Krebs ist die Todesursache Nummer eins in der Europäischen Union. Die Auslöser für eine Krebserkrankung sind allerdings vielfältig. Anders als bei klassischen Infektionskrankheiten findet keine direkte Ansteckung statt. Versuche die Zahl der Krebsfälle zu minimieren müssen daher an anderer Stelle ansetzen. Forscher der Organisation „Cancer Research U.K.“ haben nun darauf hingewiesen, dass sich immerhin 40 Prozent aller Krebserkrankungen auf den eigenen Lebensstil zurückführen lassen. Die drei Hauptursachen für zukünftige Erkrankungen sind dabei: Tabak, Fettleibigkeit und Alkohol.


Rauchen verursacht noch immer die meisten Krebserkrankungen

Die Forscher betonen allerdings, dass auch ein gesunder Lebenswandel keineswegs vollständig vor Krebs schützt. Er erhöht lediglich die Chancen nicht zu erkranken. „Niemand kann garantieren, dass man nicht an Krebs erkrankt, nur weil man einen gesunden Lebensstil führt. Aber wir können unsere Chancen erhöhen, indem wir jetzt Schritte unternehmen, die die Wahrscheinlichkeit einer künftigen Krebserkrankung senken“, so Professor Max Parkin von der „Queen Mary University“ in London.


Eine Analyse der einzelnen Krebserkrankungen in Großbritannien hat zudem ergeben, dass Rauchen noch immer die häufigste selbst zu verantwortende Krebsursache ist. Bei Übergewicht und Alkohol kommt es hingegen eher auf die Art des Konsums an. Ein Glas Wein und ein fettiges Weihnachtsessen alleine sind kein Problem. Lediglich exzessiver Genuss führt zu Problemen. Ähnliches gilt auch für die Nutzung von Sonnenstudios und das Sonnen baden generell.
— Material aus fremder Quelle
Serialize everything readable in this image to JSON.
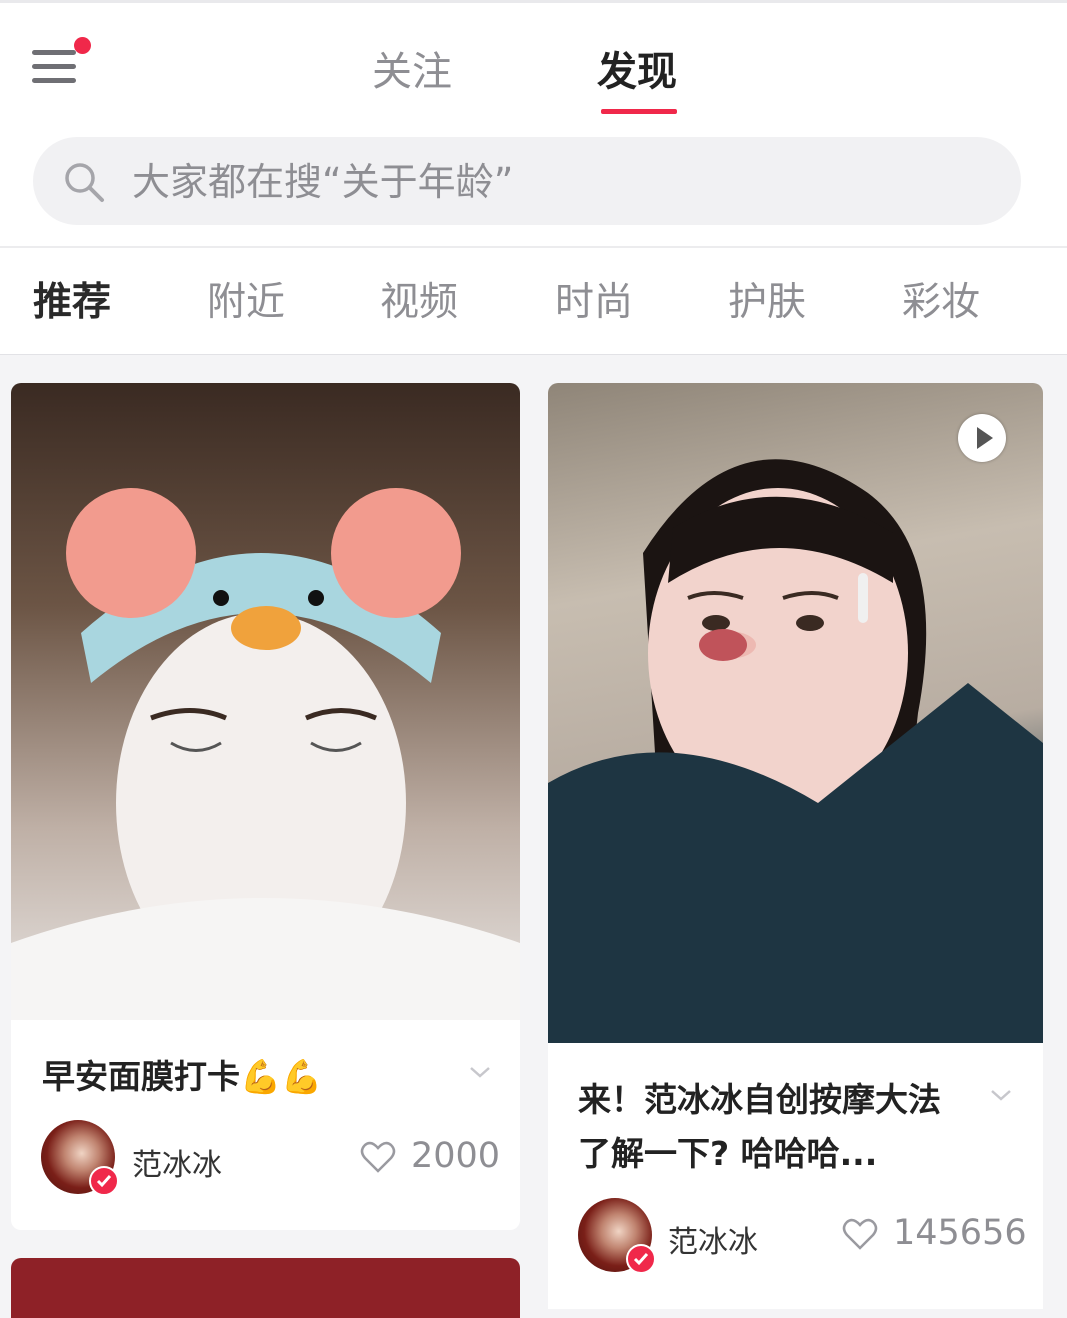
{
  "nav": {
    "follow_label": "关注",
    "discover_label": "发现",
    "active_tab": "发现",
    "has_notification": true
  },
  "search": {
    "placeholder": "大家都在搜“关于年龄”"
  },
  "categories": [
    {
      "label": "推荐",
      "active": true
    },
    {
      "label": "附近",
      "active": false
    },
    {
      "label": "视频",
      "active": false
    },
    {
      "label": "时尚",
      "active": false
    },
    {
      "label": "护肤",
      "active": false
    },
    {
      "label": "彩妆",
      "active": false
    }
  ],
  "feed": [
    {
      "title": "早安面膜打卡💪💪",
      "author": "范冰冰",
      "likes": "2000",
      "is_video": false,
      "photo_desc_icon": "photo"
    },
    {
      "title": "来！范冰冰自创按摩大法了解一下? 哈哈哈...",
      "author": "范冰冰",
      "likes": "145656",
      "is_video": true,
      "photo_desc_icon": "video"
    }
  ],
  "colors": {
    "accent": "#f0284a",
    "inactive_text": "#8e8e93",
    "active_text": "#222222",
    "background": "#f4f4f6"
  },
  "icons": {
    "menu": "hamburger-icon",
    "search": "search-icon",
    "like": "heart-outline-icon",
    "more": "chevron-down-icon",
    "play": "play-icon",
    "verified": "verified-check-icon"
  }
}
Die zu häufige Nutzung der dortigen UV-Strahlung beziehungsweise der fehlende Einsatz von Sonnencreme kann ebenfalls Krebs verursachen.
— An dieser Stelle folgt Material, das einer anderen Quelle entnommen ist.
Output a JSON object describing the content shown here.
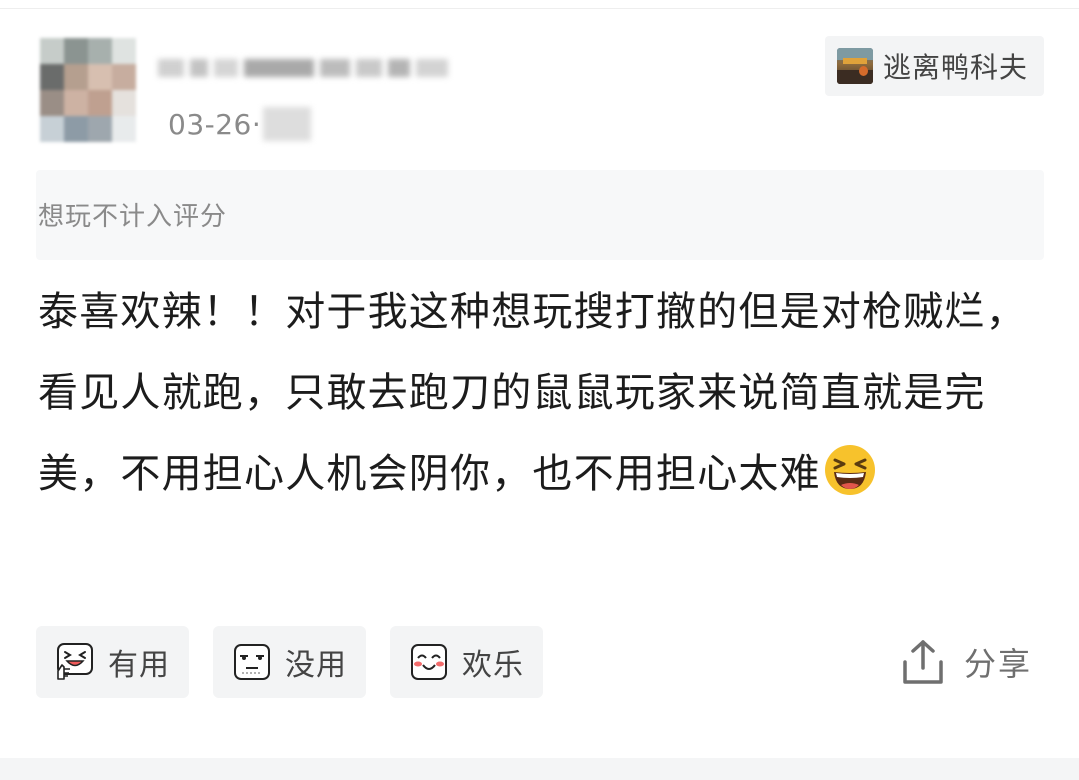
{
  "post": {
    "date": "03-26",
    "date_separator": "·",
    "game_tag": {
      "name": "逃离鸭科夫",
      "icon": "game-cover-thumbnail"
    },
    "rating_note": "想玩不计入评分",
    "content": "泰喜欢辣！！对于我这种想玩搜打撤的但是对枪贼烂，看见人就跑，只敢去跑刀的鼠鼠玩家来说简直就是完美，不用担心人机会阴你，也不用担心太难",
    "trailing_emoji": "grinning-squinting-face-emoji"
  },
  "reactions": [
    {
      "label": "有用",
      "icon": "laughing-thumbs-up-icon"
    },
    {
      "label": "没用",
      "icon": "unimpressed-face-icon"
    },
    {
      "label": "欢乐",
      "icon": "blushing-smile-icon"
    }
  ],
  "share": {
    "label": "分享",
    "icon": "share-upload-icon"
  },
  "colors": {
    "chip_background": "#f3f4f5",
    "secondary_text": "#8a8a8a",
    "body_text": "#1c1c1c"
  }
}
Gute Vorsätze für das neue Jahr

Regelmäßig Sport zu treiben und sich fit zu halten wiederum senkt das Risiko einer Krebserkrankung. Die Wissenschaftler betonen allerdings auch, dass es ihnen nicht darum geht den Menschen ein schlechtes Gewissen zu machen. Vielleicht aber sei der Jahreswechsel eine gute Gelegenheit über bestimmte Gewohnheiten nachzudenken.